As preparations begin on Old Hilltop for the 137th running of the Preakness Stakes, the star of the field already has a confirmed arrival date.

Kentucky Derby winner I’ll Have Another will show up Monday, much earlier than originally expected — and before most horses in recent years have begun their acclimation to Pimlico.

Trainer Doug O’Neill, fresh off a long night of celebrating and on about three hours of sleep, said Sunday morning at Churchill Downs that he and the colt’s connections had reversed their original decision to keep I’ll Have Another at Churchill Downs this week.

The colt should reach Baltimore via plane by 5 p.m. I’ll Have Another is one of eight Derby horses listed on the ever-evolving Preakness possibles list as of Sunday afternoon.

Most Derby champions over the past two decades have stayed in their Churchill stalls for at least a week after the race (a practice made popular by legendary trainer D. Wayne Lukas).

Animal Kingdom (2011) and Barbaro (2006) left early but returned to their usual home, the Fair Hill Training Center in Elkton. Monarchos showed up Wednesday after winning in 2001, as did Afleet Alex, who finished third in 2005 but won the Preakness and Belmont.

Horses pointed at the Preakness often don’t arrive until the Tuesday before the race. They are not required to be on the premises until 8 a.m the day of the race.

“The more we thought about it, the more we thought getting him over there and getting settled in might be a good idea,” said O’Neill, the California-based trainer who has been to Pimlico but raced only a few horses there.

Second-place Derby finisher Bodemeister — whose blistering dash was still the talk of the track Sunday — came out of the race well. Trainer Bob Baffert, a five-time winner at Preakness, was non-commital as to whether he’d bring Bodemeister or Liason, the 50-1 shot who finished sixth at the Derby, or a fresh horse, Paynter, to Baltimore.

“I’m not saying nothing,” he said. “You could stick toothpicks up my fingernails and I wouldn’t.”

It appears Dale Romans, whose colt Shackleford beat Animal Kingdom at Preakness last year, will not run third-place finisher Dullahan at Preakness.

“I’d be very surprised if we went to the Preakness,” owner Jerry Crawford said. “It’s shorter at 1 3/16 miles, has sharper turns, and it would be three races in five weeks for Dullahan. The Belmont seems more likely.”

But Romans could enter Cozzetti, who finished third in the Grade II Tampa Derby this year.

As of Sunday morning, Graham Motion, trainer of Animal Kingdom, had not made a decision on whether to take this year’s fourth-place finisher, Went the Day Well, to the premier race in the state where he trains. He wanted to speak with owner Barry Irwin of Team Valor International before making a decision.

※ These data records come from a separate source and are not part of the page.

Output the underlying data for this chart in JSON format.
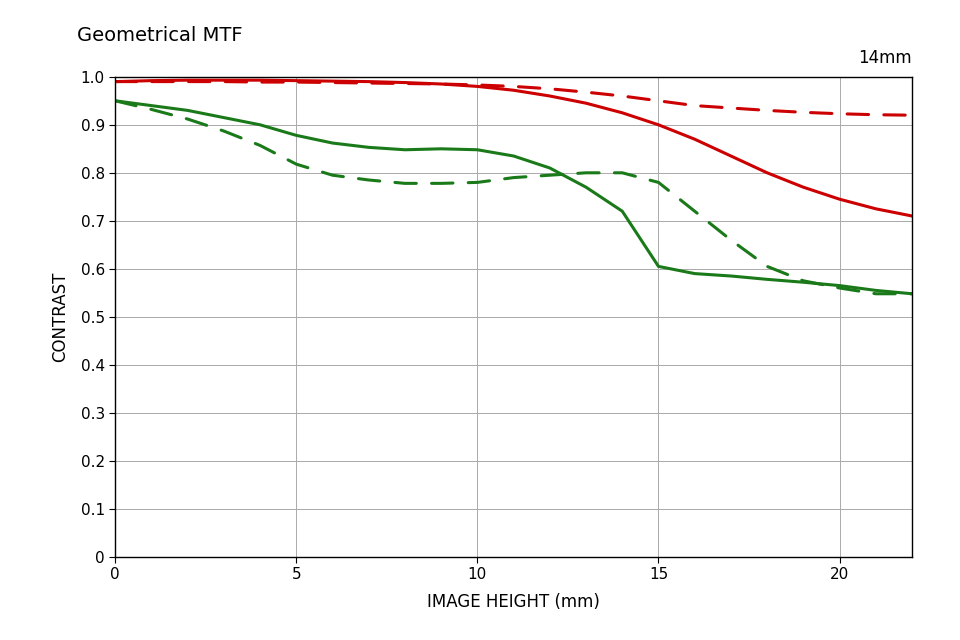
{
  "title": "Geometrical MTF",
  "focal_length_label": "14mm",
  "xlabel": "IMAGE HEIGHT (mm)",
  "ylabel": "CONTRAST",
  "xlim": [
    0,
    22
  ],
  "ylim": [
    0,
    1.0
  ],
  "xticks": [
    0,
    5,
    10,
    15,
    20
  ],
  "yticks": [
    0,
    0.1,
    0.2,
    0.3,
    0.4,
    0.5,
    0.6,
    0.7,
    0.8,
    0.9,
    1
  ],
  "background_color": "#ffffff",
  "curves": [
    {
      "name": "red_solid",
      "color": "#cc0000",
      "linestyle": "solid",
      "linewidth": 2.2,
      "x": [
        0,
        1,
        2,
        3,
        4,
        5,
        6,
        7,
        8,
        9,
        10,
        11,
        12,
        13,
        14,
        15,
        16,
        17,
        18,
        19,
        20,
        21,
        22
      ],
      "y": [
        0.99,
        0.992,
        0.993,
        0.993,
        0.993,
        0.992,
        0.991,
        0.99,
        0.988,
        0.985,
        0.98,
        0.972,
        0.96,
        0.945,
        0.925,
        0.9,
        0.87,
        0.835,
        0.8,
        0.77,
        0.745,
        0.725,
        0.71
      ]
    },
    {
      "name": "red_dashed",
      "color": "#cc0000",
      "linestyle": "dashed",
      "linewidth": 2.2,
      "x": [
        0,
        1,
        2,
        3,
        4,
        5,
        6,
        7,
        8,
        9,
        10,
        11,
        12,
        13,
        14,
        15,
        16,
        17,
        18,
        19,
        20,
        21,
        22
      ],
      "y": [
        0.99,
        0.99,
        0.99,
        0.99,
        0.989,
        0.989,
        0.988,
        0.987,
        0.986,
        0.985,
        0.983,
        0.98,
        0.975,
        0.968,
        0.96,
        0.95,
        0.94,
        0.935,
        0.93,
        0.926,
        0.923,
        0.921,
        0.92
      ]
    },
    {
      "name": "green_solid",
      "color": "#1a7a1a",
      "linestyle": "solid",
      "linewidth": 2.2,
      "x": [
        0,
        1,
        2,
        3,
        4,
        5,
        6,
        7,
        8,
        9,
        10,
        11,
        12,
        13,
        14,
        15,
        16,
        17,
        18,
        19,
        20,
        21,
        22
      ],
      "y": [
        0.95,
        0.94,
        0.93,
        0.915,
        0.9,
        0.878,
        0.862,
        0.853,
        0.848,
        0.85,
        0.848,
        0.835,
        0.81,
        0.77,
        0.72,
        0.605,
        0.59,
        0.585,
        0.578,
        0.572,
        0.565,
        0.555,
        0.548
      ]
    },
    {
      "name": "green_dashed",
      "color": "#1a7a1a",
      "linestyle": "dashed",
      "linewidth": 2.2,
      "x": [
        0,
        1,
        2,
        3,
        4,
        5,
        6,
        7,
        8,
        9,
        10,
        11,
        12,
        13,
        14,
        15,
        16,
        17,
        18,
        19,
        20,
        21,
        22
      ],
      "y": [
        0.95,
        0.932,
        0.912,
        0.887,
        0.857,
        0.818,
        0.795,
        0.785,
        0.778,
        0.778,
        0.78,
        0.79,
        0.795,
        0.8,
        0.8,
        0.78,
        0.72,
        0.66,
        0.605,
        0.575,
        0.56,
        0.548,
        0.548
      ]
    }
  ]
}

But Motion sounded hopeful, calling the horse a “definite possibility.” Cautious in his public pronouncements about Went the Day Well in the week leading to the Derby, Motion lamented a poor trip that stalled a worthy horse.

A poor start, Motion said, “cost him five, six lengths. Johnny was seven, eight lengths back further than he wanted to be going into that first turn. That made all the difference.

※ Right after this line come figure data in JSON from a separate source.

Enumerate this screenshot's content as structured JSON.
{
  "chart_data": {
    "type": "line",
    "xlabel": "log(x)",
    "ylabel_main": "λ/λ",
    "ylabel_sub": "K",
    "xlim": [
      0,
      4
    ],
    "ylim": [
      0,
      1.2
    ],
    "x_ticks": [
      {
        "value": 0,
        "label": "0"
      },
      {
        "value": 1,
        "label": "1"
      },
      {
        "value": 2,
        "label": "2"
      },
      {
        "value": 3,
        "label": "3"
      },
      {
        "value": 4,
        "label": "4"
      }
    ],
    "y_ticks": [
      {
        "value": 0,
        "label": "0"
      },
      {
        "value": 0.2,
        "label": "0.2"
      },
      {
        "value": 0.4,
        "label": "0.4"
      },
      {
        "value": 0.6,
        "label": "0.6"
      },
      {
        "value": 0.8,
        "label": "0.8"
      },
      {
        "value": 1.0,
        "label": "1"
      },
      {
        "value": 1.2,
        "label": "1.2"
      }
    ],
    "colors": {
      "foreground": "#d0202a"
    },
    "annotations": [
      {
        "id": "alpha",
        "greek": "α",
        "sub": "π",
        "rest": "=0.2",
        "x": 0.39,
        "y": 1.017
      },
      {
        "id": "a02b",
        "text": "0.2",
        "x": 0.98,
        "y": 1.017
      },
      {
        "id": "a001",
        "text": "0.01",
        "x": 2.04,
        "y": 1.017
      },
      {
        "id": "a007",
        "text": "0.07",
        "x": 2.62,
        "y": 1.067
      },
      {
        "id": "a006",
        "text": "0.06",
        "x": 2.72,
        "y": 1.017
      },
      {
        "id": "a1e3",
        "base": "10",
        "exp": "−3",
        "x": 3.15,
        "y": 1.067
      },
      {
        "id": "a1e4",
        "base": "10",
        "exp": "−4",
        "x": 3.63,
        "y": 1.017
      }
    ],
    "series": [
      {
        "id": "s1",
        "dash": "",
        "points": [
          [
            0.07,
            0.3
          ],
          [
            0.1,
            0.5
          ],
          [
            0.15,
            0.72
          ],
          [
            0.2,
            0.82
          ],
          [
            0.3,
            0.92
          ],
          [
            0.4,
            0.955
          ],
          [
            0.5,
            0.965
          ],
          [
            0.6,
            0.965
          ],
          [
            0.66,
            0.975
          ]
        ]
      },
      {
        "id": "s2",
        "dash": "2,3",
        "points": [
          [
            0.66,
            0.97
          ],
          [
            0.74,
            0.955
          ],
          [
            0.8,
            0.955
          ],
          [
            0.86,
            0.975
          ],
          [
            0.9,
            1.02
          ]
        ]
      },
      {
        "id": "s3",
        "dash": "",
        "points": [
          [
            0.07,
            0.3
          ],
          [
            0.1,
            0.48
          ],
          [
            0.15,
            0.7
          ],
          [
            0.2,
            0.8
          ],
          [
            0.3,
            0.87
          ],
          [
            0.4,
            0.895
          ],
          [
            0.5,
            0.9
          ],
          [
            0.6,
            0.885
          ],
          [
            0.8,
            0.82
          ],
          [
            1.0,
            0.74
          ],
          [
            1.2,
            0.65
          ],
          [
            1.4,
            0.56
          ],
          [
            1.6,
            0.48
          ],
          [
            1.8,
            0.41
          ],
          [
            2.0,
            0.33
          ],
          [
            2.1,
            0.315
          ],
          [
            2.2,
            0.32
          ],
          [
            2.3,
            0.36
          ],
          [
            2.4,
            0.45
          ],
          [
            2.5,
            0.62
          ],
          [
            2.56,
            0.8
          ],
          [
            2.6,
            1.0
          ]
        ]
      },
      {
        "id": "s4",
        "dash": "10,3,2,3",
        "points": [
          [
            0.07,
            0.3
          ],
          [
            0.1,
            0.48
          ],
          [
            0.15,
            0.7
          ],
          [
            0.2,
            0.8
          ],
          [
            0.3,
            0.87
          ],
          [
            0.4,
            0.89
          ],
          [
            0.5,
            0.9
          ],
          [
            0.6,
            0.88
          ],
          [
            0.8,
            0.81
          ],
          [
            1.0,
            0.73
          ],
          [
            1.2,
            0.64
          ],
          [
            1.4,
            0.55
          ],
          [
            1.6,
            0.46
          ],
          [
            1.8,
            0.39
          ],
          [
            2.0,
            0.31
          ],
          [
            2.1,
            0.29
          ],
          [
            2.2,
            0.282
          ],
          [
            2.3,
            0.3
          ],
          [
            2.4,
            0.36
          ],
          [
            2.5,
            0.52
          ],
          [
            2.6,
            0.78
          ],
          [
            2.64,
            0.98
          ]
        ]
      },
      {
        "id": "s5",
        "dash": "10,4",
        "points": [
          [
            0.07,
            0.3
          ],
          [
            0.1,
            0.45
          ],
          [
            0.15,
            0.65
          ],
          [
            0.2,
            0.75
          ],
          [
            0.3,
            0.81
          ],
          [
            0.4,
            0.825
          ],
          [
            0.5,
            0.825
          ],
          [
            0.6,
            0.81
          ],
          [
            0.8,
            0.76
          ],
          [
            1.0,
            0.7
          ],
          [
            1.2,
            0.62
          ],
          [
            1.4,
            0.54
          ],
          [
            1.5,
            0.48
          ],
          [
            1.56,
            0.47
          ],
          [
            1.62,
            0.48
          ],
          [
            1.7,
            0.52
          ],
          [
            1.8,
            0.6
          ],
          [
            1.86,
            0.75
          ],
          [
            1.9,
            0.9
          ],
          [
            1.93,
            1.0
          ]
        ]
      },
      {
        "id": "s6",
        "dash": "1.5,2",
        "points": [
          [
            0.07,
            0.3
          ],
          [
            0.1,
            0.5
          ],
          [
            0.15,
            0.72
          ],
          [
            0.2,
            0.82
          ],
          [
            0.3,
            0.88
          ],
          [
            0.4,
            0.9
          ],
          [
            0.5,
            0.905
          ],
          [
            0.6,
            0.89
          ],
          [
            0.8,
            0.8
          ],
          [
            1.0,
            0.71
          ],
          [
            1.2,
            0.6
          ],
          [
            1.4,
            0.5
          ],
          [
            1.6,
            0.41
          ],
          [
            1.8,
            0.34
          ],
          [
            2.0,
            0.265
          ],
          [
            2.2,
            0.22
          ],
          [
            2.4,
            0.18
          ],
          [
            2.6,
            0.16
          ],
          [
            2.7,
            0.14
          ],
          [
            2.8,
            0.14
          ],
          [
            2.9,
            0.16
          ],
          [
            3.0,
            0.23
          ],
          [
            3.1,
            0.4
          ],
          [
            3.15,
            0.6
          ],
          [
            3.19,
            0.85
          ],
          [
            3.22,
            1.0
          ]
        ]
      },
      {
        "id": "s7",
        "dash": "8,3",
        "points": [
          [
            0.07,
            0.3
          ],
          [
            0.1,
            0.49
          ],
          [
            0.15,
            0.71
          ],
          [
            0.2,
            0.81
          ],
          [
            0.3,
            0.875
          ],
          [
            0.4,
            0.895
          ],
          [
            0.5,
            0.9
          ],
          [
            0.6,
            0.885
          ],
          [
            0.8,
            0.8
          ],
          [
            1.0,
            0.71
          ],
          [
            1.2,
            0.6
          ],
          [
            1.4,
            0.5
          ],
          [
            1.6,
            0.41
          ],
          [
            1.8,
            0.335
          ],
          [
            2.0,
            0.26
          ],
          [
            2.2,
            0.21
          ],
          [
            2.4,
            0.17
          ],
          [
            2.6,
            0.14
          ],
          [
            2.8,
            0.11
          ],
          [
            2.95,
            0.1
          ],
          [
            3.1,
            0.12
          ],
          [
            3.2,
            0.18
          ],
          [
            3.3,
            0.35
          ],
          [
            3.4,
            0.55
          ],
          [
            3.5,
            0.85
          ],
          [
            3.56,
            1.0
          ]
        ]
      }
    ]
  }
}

“I think he could have won. I really do believe he could have won.”

Motion said he was “deflated,” a strong term for the quiet but confident trainer.

“We could have made history.” he said. “You don’t get many chances to do that. But look, I’m not taking anything away from the winner or anything else. We had the great trip last year; he had the super trip this year. That’s what it’s all about.”